Let $X$ be the plane punctuated at the origin. Let $C$ be the unit circle, with each point being identified by an angle between $0$ and $2\pi$.
$f$ is a function $[0,1] \rightarrow C$ so that $f(t)=2\pi t$ and $g$ is a function $[0,1] \rightarrow C$ so that $g(t)=4\pi t$.
Let $h$ be the function $[0,1]\times[0,1] \rightarrow C$ so that $f(x,t)=(1-t) f(x)+t g(x)$. This function is continuous, and for every $x$, $h(x,0)=f(x)$ and $h(x,1)=1$, so $h$ conforms to the homotopy definition at http://mathworld.wolfram.com/Homotopy.html . Since $f(0)=g(0)=0$, both $f$ and $g$ are loops with the same endpoints.
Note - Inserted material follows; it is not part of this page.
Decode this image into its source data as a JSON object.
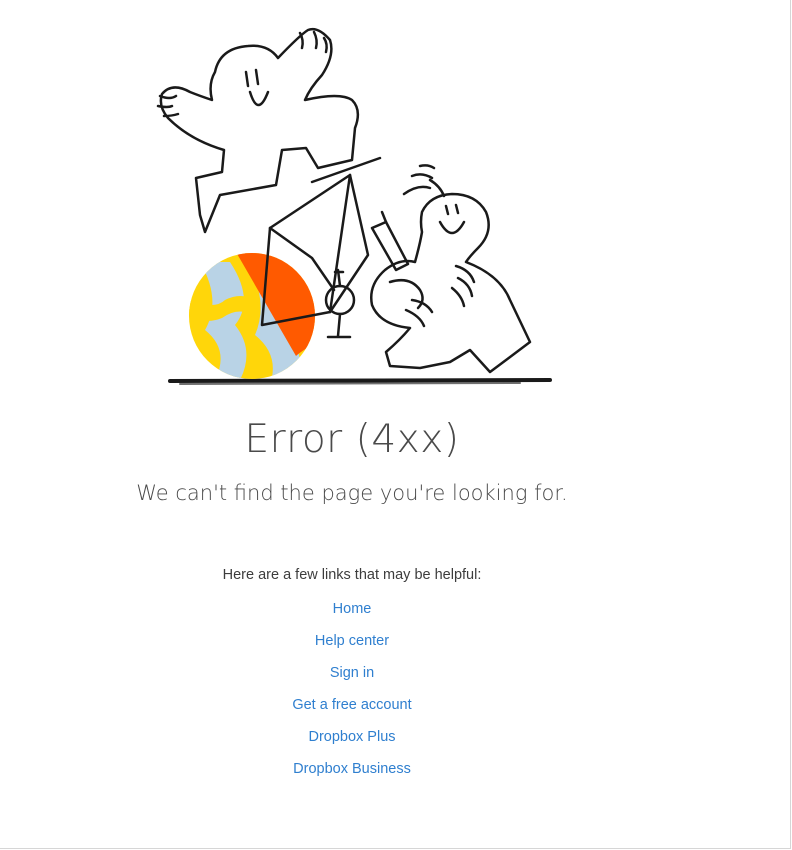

I know that the fundamental group of the punctuated space is $\mathbb{Z}$, so I would like to know what is flawed in my construction, which implies that all loops are homotopic and that the fundamental group is trivial.
For the fundamental group, one considers homotopies with fixed end-points, or at least homotopies of closed curves (continuous maps $h \colon S^1\times [0,\,1] \to X$ leave less room for mistakes).
That means in your homotopy you'd need $h(0,t) = h(1,t)$ for all $t \in [0,\,1]$.
Since $f$ winds around the origin only once, and $g$ twice, that condition cannot be satisfied, and for your $h$, you have $h(0,t) = h(1,t)$ only for $t = 0$ and $t = 1$.